Systems approaches to characterize the local heterogeneities in NK cell antitumor immunity in MHC I-disparate human non-small cell lung cancer

Newswise — Checkpoint immunotherapy has shown encouraging yet limited success in non-small cell lung cancer (NSCLC) patients. We combined multiplexed fluorescence imaging with quantitative spatial analysis to investigate antitumoral immunity in NSCLC. As seen before, we observed frequent MHC class I (MHC I) loss and development of CD8 T cell refractory tumors. MHC I-deficiency suggested NK cells may confer protection in NSCLC. Indeed, we found higher CD3^– CD56⁺ NK cell numbers were associated with both disease-free and overall survival. Using partial least squares regression, we found that both T cells and NK cells were significantly enriched in MHC I-bearing tumors.
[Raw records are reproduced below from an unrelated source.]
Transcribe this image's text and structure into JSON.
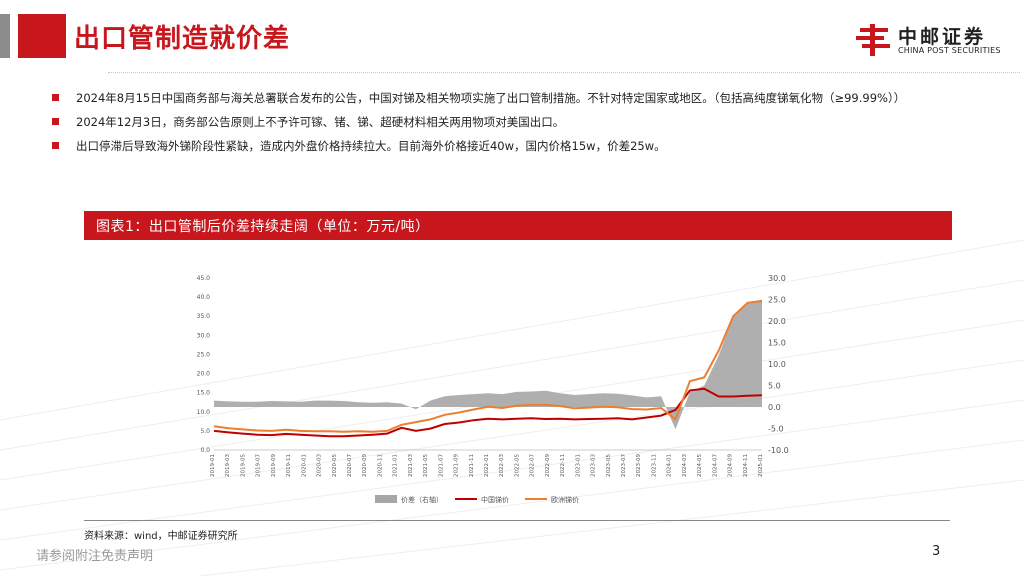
{
  "header": {
    "title": "出口管制造就价差",
    "logo_cn": "中邮证券",
    "logo_en": "CHINA POST SECURITIES"
  },
  "bullets": [
    "2024年8月15日中国商务部与海关总署联合发布的公告，中国对锑及相关物项实施了出口管制措施。不针对特定国家或地区。（包括高纯度锑氧化物（≥99.99%））",
    "2024年12月3日，商务部公告原则上不予许可镓、锗、锑、超硬材料相关两用物项对美国出口。",
    "出口停滞后导致海外锑阶段性紧缺，造成内外盘价格持续拉大。目前海外价格接近40w，国内价格15w，价差25w。"
  ],
  "figure_title": "图表1：出口管制后价差持续走阔（单位：万元/吨）",
  "chart_data": {
    "type": "line",
    "left_axis": {
      "ticks": [
        "45.0",
        "40.0",
        "35.0",
        "30.0",
        "25.0",
        "20.0",
        "15.0",
        "10.0",
        "5.0",
        "0.0"
      ],
      "range": [
        0,
        45
      ]
    },
    "right_axis": {
      "ticks": [
        "30.0",
        "25.0",
        "20.0",
        "15.0",
        "10.0",
        "5.0",
        "0.0",
        "-5.0",
        "-10.0"
      ],
      "range": [
        -10,
        30
      ]
    },
    "x_ticks": [
      "2019-01",
      "2019-03",
      "2019-05",
      "2019-07",
      "2019-09",
      "2019-11",
      "2020-01",
      "2020-03",
      "2020-05",
      "2020-07",
      "2020-09",
      "2020-11",
      "2021-01",
      "2021-03",
      "2021-05",
      "2021-07",
      "2021-09",
      "2021-11",
      "2022-01",
      "2022-03",
      "2022-05",
      "2022-07",
      "2022-09",
      "2022-11",
      "2023-01",
      "2023-03",
      "2023-05",
      "2023-07",
      "2023-09",
      "2023-11",
      "2024-01",
      "2024-03",
      "2024-05",
      "2024-07",
      "2024-09",
      "2024-11",
      "2025-01"
    ],
    "series": [
      {
        "name": "价差（右轴）",
        "color": "#a6a6a6",
        "type": "area",
        "values": [
          1.5,
          1.3,
          1.2,
          1.2,
          1.4,
          1.3,
          1.2,
          1.5,
          1.5,
          1.4,
          1.1,
          1.0,
          1.1,
          0.8,
          -0.5,
          1.5,
          2.5,
          2.8,
          3.0,
          3.2,
          3.0,
          3.5,
          3.6,
          3.8,
          3.2,
          2.8,
          3.0,
          3.2,
          3.1,
          2.7,
          2.2,
          2.5,
          -5.2,
          3.5,
          5.0,
          12.0,
          21.0,
          24.0,
          25.0
        ]
      },
      {
        "name": "中国锑价",
        "color": "#c00000",
        "type": "line",
        "values": [
          5.0,
          4.6,
          4.3,
          4.0,
          3.9,
          4.2,
          4.0,
          3.8,
          3.6,
          3.6,
          3.8,
          4.0,
          4.3,
          5.8,
          5.0,
          5.6,
          6.8,
          7.2,
          7.8,
          8.2,
          8.0,
          8.2,
          8.3,
          8.1,
          8.2,
          8.0,
          8.1,
          8.2,
          8.3,
          8.0,
          8.5,
          9.0,
          10.5,
          15.6,
          16.0,
          14.0,
          14.0,
          14.2,
          14.3
        ]
      },
      {
        "name": "欧洲锑价",
        "color": "#ed7d31",
        "type": "line",
        "values": [
          6.2,
          5.7,
          5.4,
          5.1,
          5.0,
          5.3,
          5.0,
          4.9,
          4.9,
          4.8,
          4.9,
          4.8,
          5.0,
          6.6,
          7.3,
          8.0,
          9.2,
          9.8,
          10.6,
          11.3,
          11.0,
          11.6,
          11.8,
          11.8,
          11.5,
          10.9,
          11.1,
          11.3,
          11.2,
          10.7,
          10.6,
          11.0,
          8.0,
          18.0,
          19.0,
          26.0,
          35.0,
          38.5,
          39.0
        ]
      }
    ],
    "legend": [
      "价差（右轴）",
      "中国锑价",
      "欧洲锑价"
    ],
    "legend_position": "bottom"
  },
  "source": "资料来源：wind，中邮证券研究所",
  "footer": {
    "disclaimer": "请参阅附注免责声明",
    "page_number": "3"
  }
}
Quantitative spatial characterization of tumor cell MHC I expression revealed vast intra- and inter-tumoral heterogeneity, which was highly associated with the local lymphocyte landscape. To infer functional differences in local cell-cell communication, we built computational models based on spatial single cell neighborhood profiles to discriminate between IFNg-disparate lymphocytes. We found IFNg⁺ NK cells more frequently associated with other IFNg⁺ NK cells or T cells in comparison to IFNg^- NK cells, or IFNg⁺ T cells which more frequently had IFNg^- lymphocyte neighbors. Moreover, IFNg⁺ NK cells were unique in their capacity to also associate with MHC I^– tumor cells. Together these data implicate a key role for NK cells in recruiting and activating other lymphocytes in MHC I-bearing tumors, and further suggest NK cells may be key to developing effective therapies even in CD8 T cell refractory tumors.